The eminent China scholar and former director of the French School of Asian Studies (EFEO) Léon Vandermeersch passed away on October 17, 2021, aged 93. A leading specialist of the thought system of early China and Confucianism, Léon Vandermeersch was as familiar with the languages and civilizations of Vietnam and Japan as with those of China. After teaching high school in Saigon and Hanoi from 1951 to 1956, he began his academic career as a member of the EFEO assigned successively to Hanoi, Kyoto, Hong Kong and Paris (1956–1966). He then taught as professor at the universities of Aix-en-Provence (1966–1973) and Paris-VII (1973–1979) and occupied a chair in Chinese religions at the École pratique des hautes études (1979–1993). He served as director of the Maison franco–japonaise in Tokyo from 1981 to 1984 and as director of the EFEO from 1989 to 1993.
It fell to Léon Vandermeersch as acting head of the EFEO Center in Hanoi, and later as director, to steer the French School of Asian Studies through several major junctures in its history. In Hanoi he undertook the transfer of the School’s landmark Orientalist library and Louis Finot Museum (today’s National Museum of History) to the Vietnamese authorities in application of the Geneva armistice agreement of 1954. As director, Léon Vandermeersch initiated the School’s redeployment in Indochina at the invitation of each of the three countries concerned, first through the reopening of its conservation and research centers in Siem Reap in 1992, followed by Hanoi and Vientiane in 1993. In 1992 Vandermeersch also took the initiative of opening a centre in Taipei, the EFEO’s first permanent installation in the Chinese world. The creation of the Hong Kong Centre in 1994 was the outgrowth of a longstanding, close collaboration between Léon Vandermeersch and the renowned sinologist, painter, and calligrapher Jao Tsung-I (1917–2018).
With the benefit of advanced training in Chinese and legal studies obtained in Paris and Kyoto, Léon Vandermeersch’s research interests focused on the laws, rites, divinatory practices, and writing system of ancient China. Besides La formation du légisme (EFEO, 1965), Wangdao ou La voie royale (EFEO, 1977–1980), and Études sinologiques (Presses universitaires de France, 1994), which magisterially elucidated the institutions of early China, Le nouveau monde sinisé (PUF, 1986) addressed the renewed economic dynamism of East Asian countries formerly marked by the influence of Confucianism and the Chinese writing system. Les deux raisons de la pensée chinoise (Gallimard, 2013) investigates the connection between China’s ideographic script and its original divinatory function as an underlying rational of Chinese thought. Neither the accumulating years nor health issues could slow the productions of his fertile and deeply original mind. Ce que la Chine nous apprend (Gallimard, 2019) described the roles of China in the Western perception as a model of alterity as well as universality. His last works were dedicated to literature. La littérature chinoise, littérature hors norme is scheduled to appear at Gallimard in 2022; his translation of the great medieval treatise on Chinese literary aesthetics The Literary Mind and the Carving of Dragons, carried out jointly with Prof. Jin Siyan of the University of Artois, is in the final editorial stages.
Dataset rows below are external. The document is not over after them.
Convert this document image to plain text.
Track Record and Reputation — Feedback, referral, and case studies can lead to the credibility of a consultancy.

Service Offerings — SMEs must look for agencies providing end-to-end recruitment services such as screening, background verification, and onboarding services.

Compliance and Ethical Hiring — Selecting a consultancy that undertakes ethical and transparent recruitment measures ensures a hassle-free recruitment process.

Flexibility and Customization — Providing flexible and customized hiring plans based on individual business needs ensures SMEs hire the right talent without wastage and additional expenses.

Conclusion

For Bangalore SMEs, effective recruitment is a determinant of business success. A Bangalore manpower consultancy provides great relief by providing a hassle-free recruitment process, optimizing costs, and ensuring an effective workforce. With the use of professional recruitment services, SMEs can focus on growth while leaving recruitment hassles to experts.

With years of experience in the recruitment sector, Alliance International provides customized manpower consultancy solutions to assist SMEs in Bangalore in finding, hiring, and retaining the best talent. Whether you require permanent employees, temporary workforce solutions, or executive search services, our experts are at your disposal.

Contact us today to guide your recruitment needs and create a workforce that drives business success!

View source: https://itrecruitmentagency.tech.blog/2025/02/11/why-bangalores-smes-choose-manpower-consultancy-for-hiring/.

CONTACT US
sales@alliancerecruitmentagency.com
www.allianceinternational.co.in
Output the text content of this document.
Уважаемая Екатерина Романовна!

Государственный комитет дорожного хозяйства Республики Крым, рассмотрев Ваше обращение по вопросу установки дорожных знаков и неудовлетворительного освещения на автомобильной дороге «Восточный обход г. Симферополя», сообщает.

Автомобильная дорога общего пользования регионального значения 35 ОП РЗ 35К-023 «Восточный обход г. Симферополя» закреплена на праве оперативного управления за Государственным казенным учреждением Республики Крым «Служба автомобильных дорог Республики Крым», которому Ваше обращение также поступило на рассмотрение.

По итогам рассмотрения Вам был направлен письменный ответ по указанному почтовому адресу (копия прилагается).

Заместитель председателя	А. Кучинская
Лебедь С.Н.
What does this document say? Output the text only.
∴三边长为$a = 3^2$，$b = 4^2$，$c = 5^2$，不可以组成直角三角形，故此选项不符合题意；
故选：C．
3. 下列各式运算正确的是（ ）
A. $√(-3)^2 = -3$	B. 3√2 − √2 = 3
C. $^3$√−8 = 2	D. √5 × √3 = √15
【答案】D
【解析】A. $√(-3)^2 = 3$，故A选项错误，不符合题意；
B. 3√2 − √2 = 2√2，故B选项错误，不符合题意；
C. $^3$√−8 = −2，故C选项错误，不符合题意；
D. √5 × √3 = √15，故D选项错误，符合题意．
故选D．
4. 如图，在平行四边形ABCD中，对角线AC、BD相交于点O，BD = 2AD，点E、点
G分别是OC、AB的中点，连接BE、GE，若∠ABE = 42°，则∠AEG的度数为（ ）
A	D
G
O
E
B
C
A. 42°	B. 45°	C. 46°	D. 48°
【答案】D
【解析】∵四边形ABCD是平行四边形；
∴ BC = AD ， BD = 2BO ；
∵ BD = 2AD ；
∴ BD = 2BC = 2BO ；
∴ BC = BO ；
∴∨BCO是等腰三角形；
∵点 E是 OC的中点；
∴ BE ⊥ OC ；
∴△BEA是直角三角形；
Recognised not only in France, but also in China, Japan, and the United States as one of the most prominent authorities on early China, Léon Vandermeersch was elected a corresponding member of the Académie des Inscriptions et Belles-lettres in 1991. In 2017 the Léon Vandermeersch Prize of Chinese Studies was created by the Academy in his honour, with the support of the Mingyuan Foundation of Hong Kong.